Open source toolkit of strategies and tools to promote city API discoverability
Topic: The accessibility and discoverability of City Government Application Programming Interfaces (APIs)
Goal: To identify the tools and strategies that are most effective in enabling communities, businesses and startups to identify opportunities to use application programming interfaces (APIs) to build new products, applications and services in a way that can also scale to other city locations.
Application programming interfaces (APIs) are the programming protocol descriptions that enable a city government’s open datasets and real-time sensor data collection to be plugged into applications, visualizations, and directly into business processes.
For example, real-time data on public transport and city rental bike schemes is made accessible to external businesses and developers through an API. Startups and businesses then create mobile applications that use the API to pull real-time data from the city’s data sources to let app users know when a bus is arriving or running late, or to feed data into a bike rental app to tell users if there are any bikes available in the bike bay nearest their location.
Cities are now opening up more and more of their data and real-time sensor feeds via APIs and encouraging developers to foster innovation by creating new products. In particular, cities are hoping that third-party (external) developers will use a city’s APIs to create new civic tech solutions, apps that enhance the livability of residents and visitors to a city, and foster local business growth.
APIs are also central to the notion of the "city as a platform” and “government as a platform”. Citizens and businesses will be able to use APIs to directly transact with city authorities. For example, a planning consultancy or architecture business could use APIs to pay for, submit and track their planning permissions and even engage with local communities about their proposals all directly via an API.
However, as has been seen from the promise of open data, opening up data access requires a concerted campaign to educate potential end users of the availability and to provide the tools and opportunities to search for useful APIs, and to encourage their uptake through telling stories of successful use cases. For example, local residents groups could use city air quality data APIs to track local risks, but are often unaware that this data is available or that an API would enable them to visualize measurement levels in real time and create automatic alerts for their community when air pollution levels reach a certain threshold.

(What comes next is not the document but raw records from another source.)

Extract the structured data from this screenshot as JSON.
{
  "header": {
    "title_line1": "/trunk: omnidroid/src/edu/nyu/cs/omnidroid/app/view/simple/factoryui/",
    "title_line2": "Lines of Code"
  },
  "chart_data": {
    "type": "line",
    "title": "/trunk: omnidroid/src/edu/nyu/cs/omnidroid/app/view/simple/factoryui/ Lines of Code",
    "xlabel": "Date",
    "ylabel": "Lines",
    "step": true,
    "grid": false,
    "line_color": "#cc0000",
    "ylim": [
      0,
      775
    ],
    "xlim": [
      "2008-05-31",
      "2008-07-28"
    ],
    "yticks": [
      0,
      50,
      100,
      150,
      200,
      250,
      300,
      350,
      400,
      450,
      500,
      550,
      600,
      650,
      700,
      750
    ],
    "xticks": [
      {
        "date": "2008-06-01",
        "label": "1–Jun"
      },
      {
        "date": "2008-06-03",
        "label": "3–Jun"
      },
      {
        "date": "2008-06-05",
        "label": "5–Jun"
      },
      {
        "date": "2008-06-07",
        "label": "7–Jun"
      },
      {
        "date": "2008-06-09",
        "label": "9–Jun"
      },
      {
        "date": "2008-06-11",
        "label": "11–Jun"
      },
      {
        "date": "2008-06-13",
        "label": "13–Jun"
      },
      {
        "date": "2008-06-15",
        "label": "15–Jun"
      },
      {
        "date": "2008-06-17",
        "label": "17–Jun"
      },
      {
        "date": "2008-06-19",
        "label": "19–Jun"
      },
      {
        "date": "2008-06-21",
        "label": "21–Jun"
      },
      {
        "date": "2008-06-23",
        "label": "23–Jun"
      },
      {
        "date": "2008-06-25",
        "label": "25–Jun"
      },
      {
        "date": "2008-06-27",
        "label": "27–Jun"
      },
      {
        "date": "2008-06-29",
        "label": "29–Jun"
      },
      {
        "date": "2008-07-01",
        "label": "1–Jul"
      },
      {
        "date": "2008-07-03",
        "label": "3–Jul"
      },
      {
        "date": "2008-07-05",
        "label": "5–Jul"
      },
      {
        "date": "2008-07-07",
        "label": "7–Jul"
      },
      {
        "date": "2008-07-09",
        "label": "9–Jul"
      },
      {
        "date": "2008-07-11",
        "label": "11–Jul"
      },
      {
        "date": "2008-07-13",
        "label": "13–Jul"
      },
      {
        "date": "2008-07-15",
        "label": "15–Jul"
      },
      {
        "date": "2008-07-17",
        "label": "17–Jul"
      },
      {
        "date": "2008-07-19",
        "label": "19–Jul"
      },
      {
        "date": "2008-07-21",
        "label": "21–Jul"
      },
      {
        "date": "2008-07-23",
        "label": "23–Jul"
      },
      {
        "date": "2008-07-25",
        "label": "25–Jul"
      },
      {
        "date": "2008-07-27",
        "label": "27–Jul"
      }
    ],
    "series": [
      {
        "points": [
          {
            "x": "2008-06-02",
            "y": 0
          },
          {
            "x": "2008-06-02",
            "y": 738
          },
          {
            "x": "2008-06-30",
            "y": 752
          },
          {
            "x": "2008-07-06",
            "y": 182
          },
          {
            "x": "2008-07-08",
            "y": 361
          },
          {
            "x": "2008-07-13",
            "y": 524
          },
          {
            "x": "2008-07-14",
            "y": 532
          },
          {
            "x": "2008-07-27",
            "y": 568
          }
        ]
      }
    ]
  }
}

Cities host hackathons as one means to draw attention to these opportunities, while others have startup accelerator funding programs that encourage entrepreneurs to build new civic tech products using open data APIs. However, hackathons are often one-off projects that target a particular audience, and while they raise some awareness of the opportunities, they often do not have lasting impact. The majority of local businesses may not be aware of the opportunities that can be created with an API, and even if they are, it is difficult to identify from a city’s website where the API documentation is held and what sort of APIs are available to use.
The main city I will focus on for this project will be Barcelona (as this is where I live), but i will also be looking at API discoverability strategies in a number of cities for this project, including:
- Barcelona
- Valencia
- Santander
- Helsinki
- Amsterdam
- Singapore
- Leeds
- Melbourne
- Gold Coast
- New York
- Portland
- Detroit
- Vancouver
In some cases, I would build or mockup the idea based on the research I have undertaken, and in other cases I would fork to existing open source resources to enable the GitHub repository to be used as a central resource for cities.
The goal will be to test the idea at the Barcelona Smart City Hack on 18 April, 2015.